To the cynical, it seems everything is starting to conspire against the South Africans as this World Cup completes its first full week of action.

'There's hardly been anyone here,' says Bongane, who works as a bouncer. 'There might be more people at the other casinos, but in here it's just the same as it always is, we've not seen as many people coming in from other countries like we had hoped.

'It doesn't help that Bafana Bafana are struggling. People aren't going to want to come out if the team are losing or aren't in the competition any more. It looks like we only have one more game and then the World Cup is over for us.'

The impending exit of the home team could have a detrimental impact on the tournament, aside from the slight it delivers on Carlos Alberto Parreira's players as they become the first host team to fail to progress beyond the group stages in the competition's history.

No World Cup has ever had to deal with the loss of the hosts so early and, with the mood of the country certain to change, their elimination moves Africa's first World Cup into unchartered territory for Fifa. Gone already is the optimism that swept many along before the tournament kicked off, and in its place is a dose of realism and - not surprisingly - finger pointing.

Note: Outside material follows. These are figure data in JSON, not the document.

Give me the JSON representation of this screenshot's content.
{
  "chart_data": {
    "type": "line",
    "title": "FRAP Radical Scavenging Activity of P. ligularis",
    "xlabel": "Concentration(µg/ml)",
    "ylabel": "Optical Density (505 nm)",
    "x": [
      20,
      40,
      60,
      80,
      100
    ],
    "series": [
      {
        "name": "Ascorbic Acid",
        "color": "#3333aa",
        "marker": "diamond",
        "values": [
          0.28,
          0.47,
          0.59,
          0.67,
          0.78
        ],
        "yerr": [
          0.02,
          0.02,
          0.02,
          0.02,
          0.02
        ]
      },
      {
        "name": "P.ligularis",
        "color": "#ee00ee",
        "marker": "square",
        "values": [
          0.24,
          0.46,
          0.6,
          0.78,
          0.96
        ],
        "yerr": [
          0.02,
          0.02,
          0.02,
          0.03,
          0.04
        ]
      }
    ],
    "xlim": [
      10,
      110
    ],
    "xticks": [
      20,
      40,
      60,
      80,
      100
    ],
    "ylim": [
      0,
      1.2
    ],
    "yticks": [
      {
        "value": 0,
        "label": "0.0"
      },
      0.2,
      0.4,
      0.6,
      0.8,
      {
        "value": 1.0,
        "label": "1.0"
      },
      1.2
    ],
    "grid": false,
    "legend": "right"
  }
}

'We're just not good enough,' says Nick, a paramedic. 'This is the level of South African soccer. The big problem was Joel Santana [the former South Africa coach who was fired in October last year]. He earned US$2.5 million a year and what did we get? What did he put back? Nothing. That's why we are where we are now.'

South Africa's exit is only the latest problem in what has been a tournament beset by issues but which has, by and large, not been heavily criticised due to the enormous amount of goodwill bestowed upon the hosts. Infrastructure issues abound, with many of the projects that were initially presented to Fifa in South Africa's bid book reneged upon. As a result, travelling around the country is problematic with a limited train system that does not service the entire nation.

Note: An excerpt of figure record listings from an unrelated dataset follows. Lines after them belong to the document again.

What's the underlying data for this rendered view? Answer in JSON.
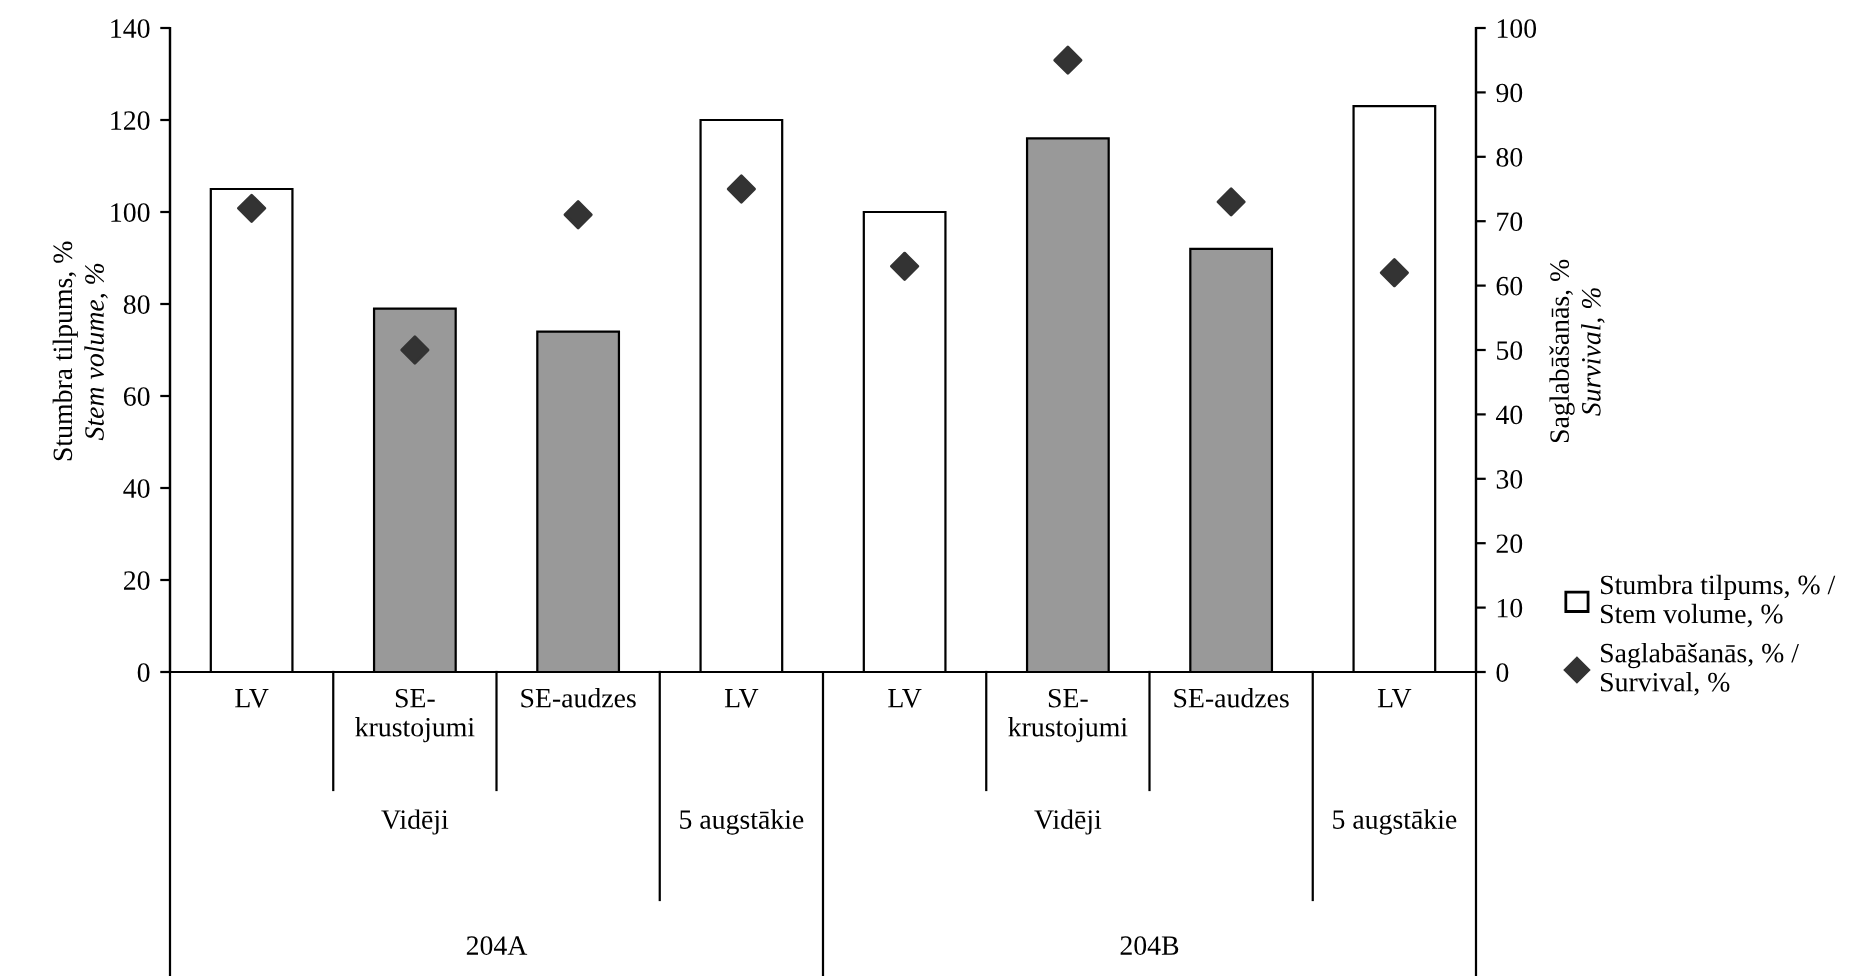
{
  "chart_data": {
    "type": "bar",
    "ylabel": "Stumbra tilpums, %\nStem volume, %",
    "y2label": "Saglabāšanās, %\nSurvival, %",
    "categories": [
      "LV",
      "SE-\nkrustojumi",
      "SE-audzes",
      "LV",
      "LV",
      "SE-\nkrustojumi",
      "SE-audzes",
      "LV"
    ],
    "annotations": [
      "Vidēji",
      "5 augstākie",
      "Vidēji",
      "5 augstākie",
      "204A",
      "204B"
    ],
    "series": [
      {
        "name": "Stumbra tilpums, % /\nStem volume, %",
        "colors": [
          "#ffffff",
          "#999999",
          "#999999",
          "#ffffff",
          "#ffffff",
          "#999999",
          "#999999",
          "#ffffff"
        ],
        "values": [
          105,
          79,
          74,
          120,
          100,
          116,
          92,
          123
        ]
      },
      {
        "name": "Saglabāšanās, % /\nSurvival, %",
        "type": "scatter",
        "axis": "y2",
        "color": "#333333",
        "marker": "diamond",
        "values": [
          72,
          50,
          71,
          75,
          63,
          95,
          73,
          62
        ]
      }
    ],
    "ylim": [
      0,
      140
    ],
    "yticks": [
      0,
      20,
      40,
      60,
      80,
      100,
      120,
      140
    ],
    "y2lim": [
      0,
      100
    ],
    "y2ticks": [
      0,
      10,
      20,
      30,
      40,
      50,
      60,
      70,
      80,
      90,
      100
    ],
    "grid": false,
    "legend": "bottom right"
  }
}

South African Airways has laid on extra flights to handle the demand for passengers between the major cities but it remains impossible - save for a 450-kilometre trek by car - to travel between venues such as Nelspruit and Rustenburg. In Johannesburg, gridlock has greeted fans on their way to Soccer City on match day, with many supporters incapable of reaching the stadium on time for kick-off after sitting in traffic for as long as three hours.

And then there's the prickly issue of security. The country's image has not been helped by reports of security staff protesting after being paid wages significantly lower than those initially promised.

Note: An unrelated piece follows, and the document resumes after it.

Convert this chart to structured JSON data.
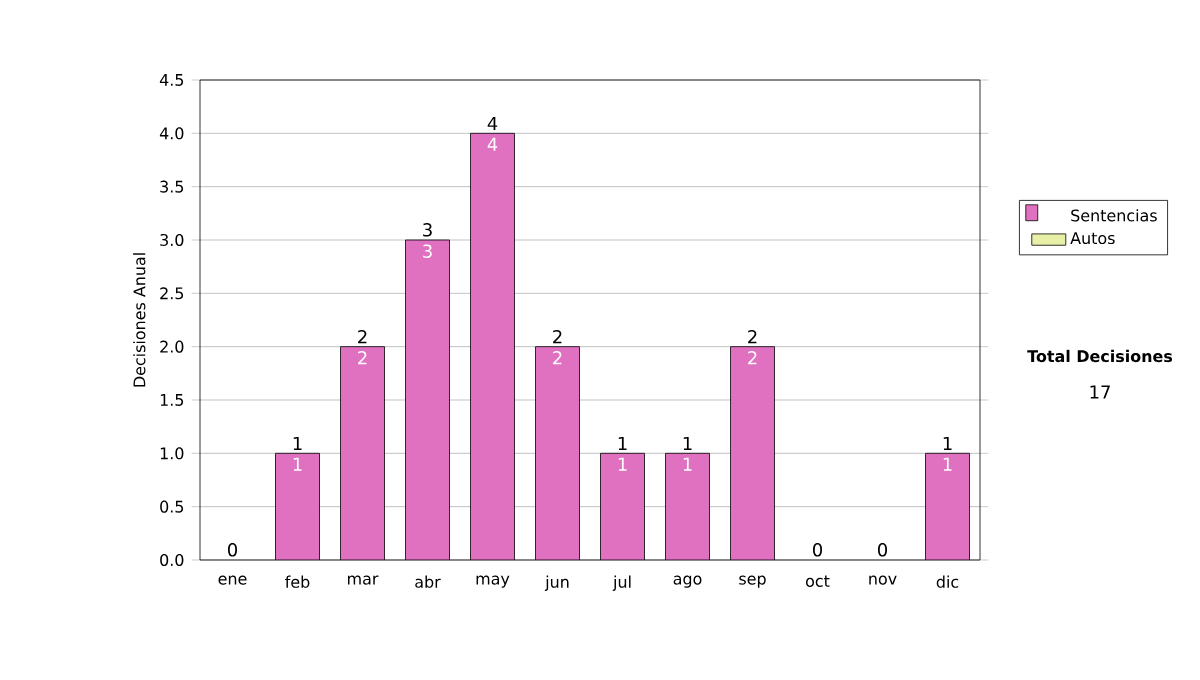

The sight of South Africa's police force taking control of security at four venues - including Soccer City - has done little to instil faith in the organisers' promises of a trouble-free World Cup.

So far, the 2010 World Cup has passed off without major incident, but that may well have been as much through good fortune as it was design.

No matter who has been manning the security detail, it has not been unusual to enter a stadium without being screened at all; even on the occasions when metal detectors are used, there is a sense they are not being operated correctly. Beeps abound at every checkpoint as spectators walk through the machines but there are rarely any follow-up searches.

The mood in general has shifted - subtly for now - as the World Cup has fallen short of delivering what many had hoped it would, both on and off the field. It's taken only a week for the optimism to evaporate into the cold, dry South African winter air.